Undyne laughs. In spite of her injuries she is still alive, walking to the throne. The pollen of the flowers there glimmers in the light; it is a sight to see. As per her orders, everyone is there to share it with her. She grins behind her scowling armor, and holds up the container. Look! Look at what our Determination can accomplish! Papyrus! Alphys! Asgore!
The throne room buzzes with occupants' harsh whispers, and Undyne hears their pulses quickening. Were they worried about her? They shouldn't be. She will not die until she finds them again. She will chase them to the ends of the earth, for she is Undyne, for she is Head of the Royal Guard, for she is Empress—!
Papyrus gasps; Alphys drops to her knees, blubbering in horror.

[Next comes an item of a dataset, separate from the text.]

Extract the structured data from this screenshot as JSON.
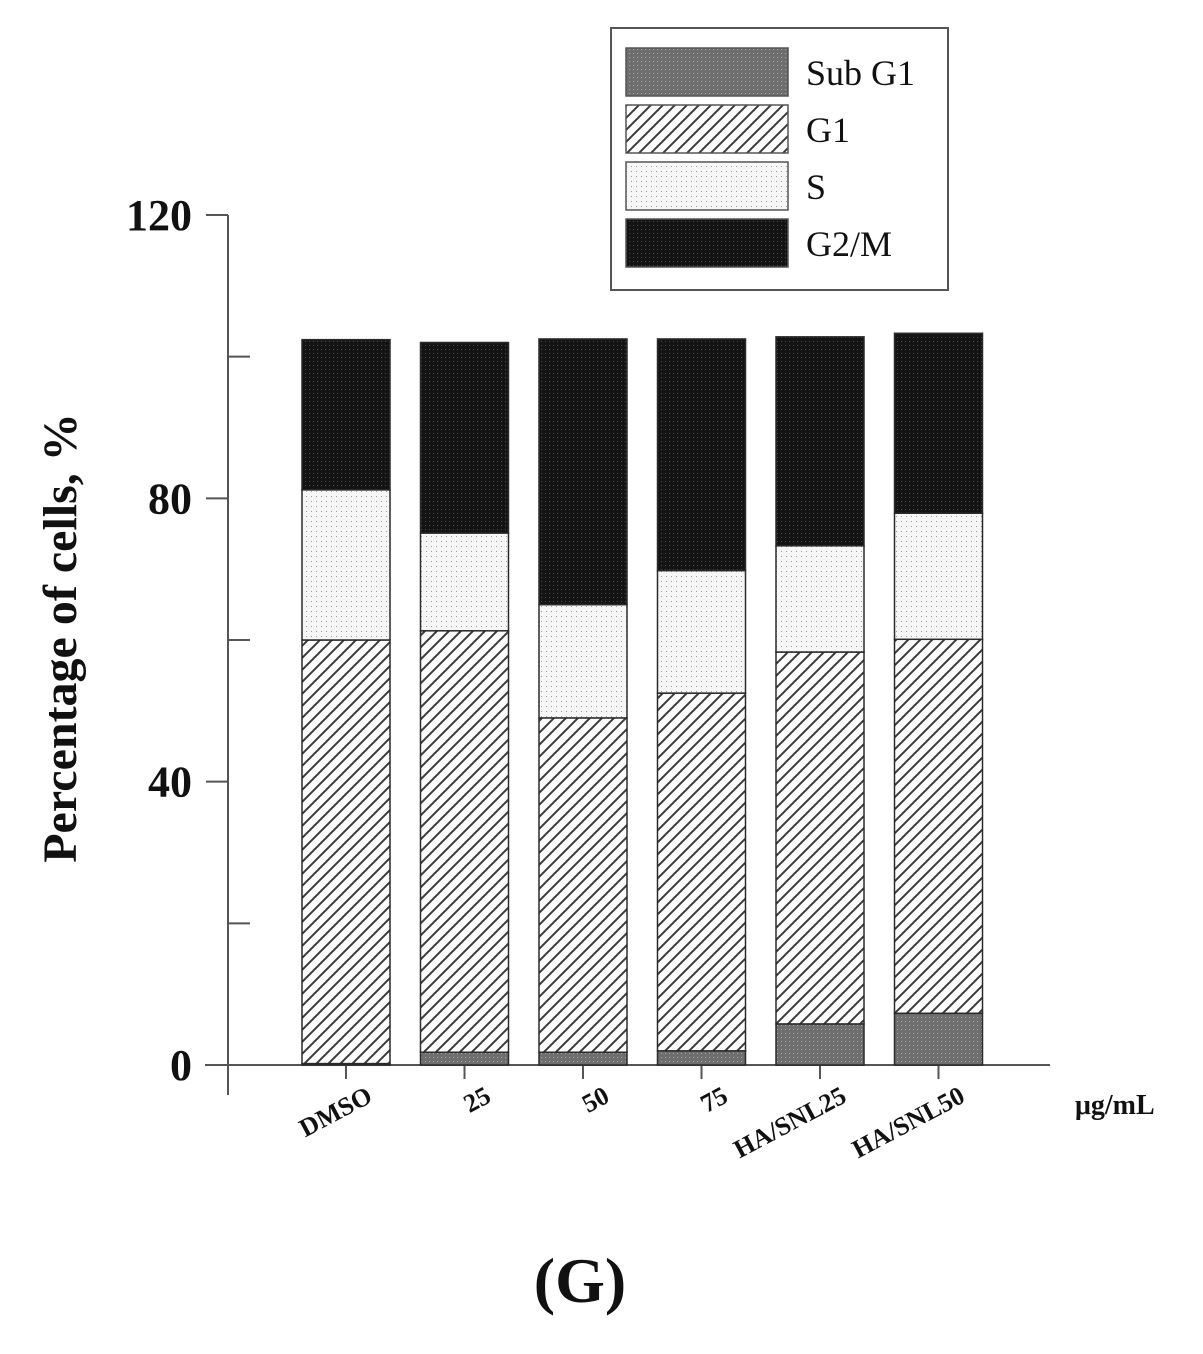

Phasing in and out of her sight like a darkening crystal, like the twilight beyond the Barrier, is the long, white arm Papyrus extends towards her. She gives a boisterous roar at him to stay back- remember your orders, Papyrus, just stand there, let me worry about everything, don't you ever stray.
But he disobeys all of it. He's yelling about how horrible she looks. She laughs harder than she has in such a long time, and takes off her helmet; She needs to look at him face to face, to let him know how great she's feeling.
"Oh, Papyrus, I've never been better than this."